The Republican Lawmakers Who Want To Impeach Obama

The past week’s uproars about the Obama administration have had some Republican lawmakers revisiting one of the party’s favorite pastimes: impeachment.

For much of his time in the White House, President Obama has faced threats of impeachment from Republicans on Capitol Hill. His transgressions? Everything from using executive orders for his own agenda to being an impediment to theirs. TPM compiled a list of some of the members of Congress — all Republicans — who have invoked the “I-word” during the Obama years.

Sen. James Inhofe (R-OK)

Calling Benghazi “most egregious cover-up in American history,” the Oklahoma Republican floated the suggestion last week. He predicted that impeachment may no longer be a taboo subject. “People may be starting to use the I-word before too long,” Inhofe said.

Rep. Jason Chaffetz (R-UT)

Backing up Inhofe, Chaffetz said Monday that he won’t take the possibility of impeachment off the table because he didn’t know what other details related to Benghazi will emerge. “It’s certainly a possibility,” Chaffetz said, as quoted by the Salt Lake Tribune.

Rep. Steve Stockman (R-TX)

As the White House readied its gun control proposal in January, Obama said he would implement some of his ideas through executive action.

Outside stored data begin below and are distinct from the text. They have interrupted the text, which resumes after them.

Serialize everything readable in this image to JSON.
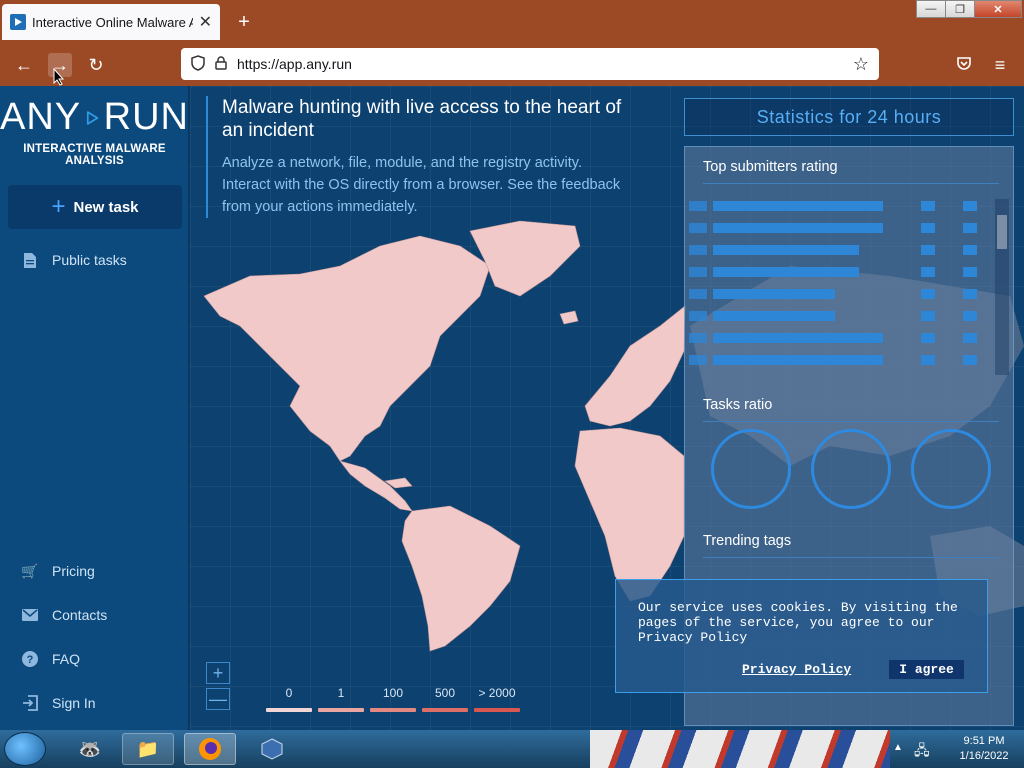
{
  "browser": {
    "tab_title": "Interactive Online Malware Ana",
    "tab_close": "✕",
    "new_tab": "+",
    "url": "https://app.any.run",
    "window_minimize": "—",
    "window_restore": "❐",
    "window_close": "✕"
  },
  "sidebar": {
    "logo_left": "ANY",
    "logo_right": "RUN",
    "tagline": "INTERACTIVE MALWARE ANALYSIS",
    "new_task": "New task",
    "public_tasks": "Public tasks",
    "pricing": "Pricing",
    "contacts": "Contacts",
    "faq": "FAQ",
    "sign_in": "Sign In"
  },
  "main": {
    "headline": "Malware hunting with live access to the heart of an incident",
    "description": "Analyze a network, file, module, and the registry activity. Interact with the OS directly from a browser. See the feedback from your actions immediately.",
    "zoom_in": "+",
    "zoom_out": "—",
    "legend": [
      {
        "label": "0",
        "color": "#f2d6d6"
      },
      {
        "label": "1",
        "color": "#e9a6a0"
      },
      {
        "label": "100",
        "color": "#e28a82"
      },
      {
        "label": "500",
        "color": "#dd6f66"
      },
      {
        "label": "> 2000",
        "color": "#d8574e"
      }
    ]
  },
  "stats": {
    "header": "Statistics for 24 hours",
    "top_submitters": "Top submitters rating",
    "tasks_ratio": "Tasks ratio",
    "trending_tags": "Trending tags"
  },
  "cookie": {
    "text": "Our service uses cookies. By visiting the pages of the service, you agree to our Privacy Policy",
    "privacy_link": "Privacy Policy",
    "agree": "I agree"
  },
  "taskbar": {
    "time": "9:51 PM",
    "date": "1/16/2022"
  },
  "colors": {
    "accent": "#2f8ad6",
    "sidebar": "#0c4a7e",
    "map_land": "#f2c9c9"
  }
}
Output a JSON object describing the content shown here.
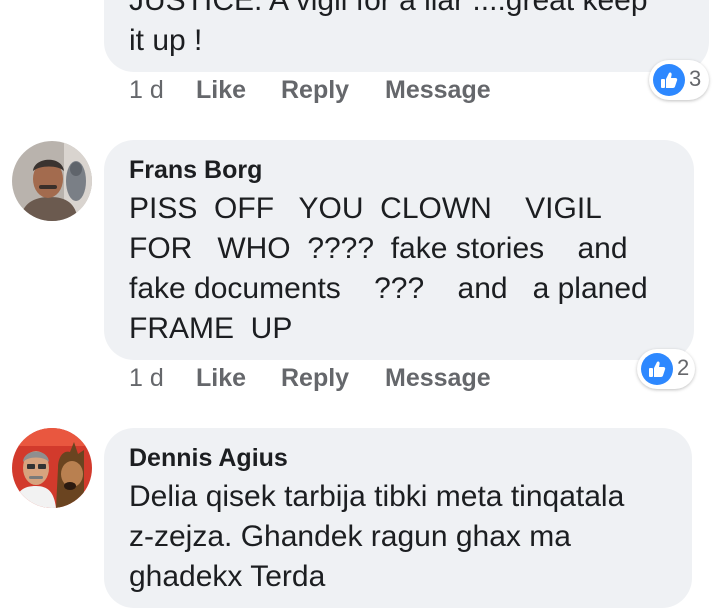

That mere suggestion was enough for Stockman to issue a statement threatening to thwart the White House’s efforts “by any means necessary” — including impeachment.

Rep. Trey Radel (R-FL)

The freshman Florida Republican indicated he was receptive to Stockman’s idea, saying in January that “all options should be on the table” as the White House sought gun control measures. Congress, Radel said, “needs to hold the President accountable for the decisions that he’s making right now.”

Rep. Louie Gohmert (R-TX)

Arguably the least surprising inclusion on this list, Gohmert in January blasted Obama, saying the president had “already abused the law enough times that it’s just been staggering.” Gohmert told Newsmax that using an executive order to implement gun laws would be sufficient grounds to impeach Obama. “It’s not a president who steps up and says: ‘You know what? Previous Congresses have passed the law — and it’s been signed into law, and I disagree with it, so I’m just going to create new law — and as I speak, so shall it be,'” Gohmert said.

Rep. Michele Bachmann (R-MN)

It may come as a surprise to some that, when she was asked in 2010 if Obama should be impeached for failure to secure the border, the doyenne of the tea party stopped short of a full-throated endorsement. “Whether or not this is an impeachable offense is one that the Congress would have to make a determination on,” Bachmann said at the time.

But by 2011, Bachmann was in the throes of a Republican presidential campaign and ready to make a “determination” on impeachment. Asked by a voter in Iowa if she would “impeach him and get him out of the way,” Bachmann said repeatedly that she agreed.

Sen. Tim Scott (R-SC)

In the summer of 2011, when he was still a member of the House of Representatives, now-Sen. Tim Scott (R-SC) told a tea party group that Obama risked impeachment if he eschewed congressional approval to raise the debt limit. “This president is looking to usurp congressional oversight to find a way to get it done without us,” Scott said. “My position is that is an impeachable act from my perspective.”

Rep. Steve King (R-IA)

About the same time as Scott’s remarks, King took to Twitter to declare that discussion of defaulting on the nation’s debt was pretty much a waste of time. Such a scenario would obviously lead to Obama’s impeachment, he said. End of story.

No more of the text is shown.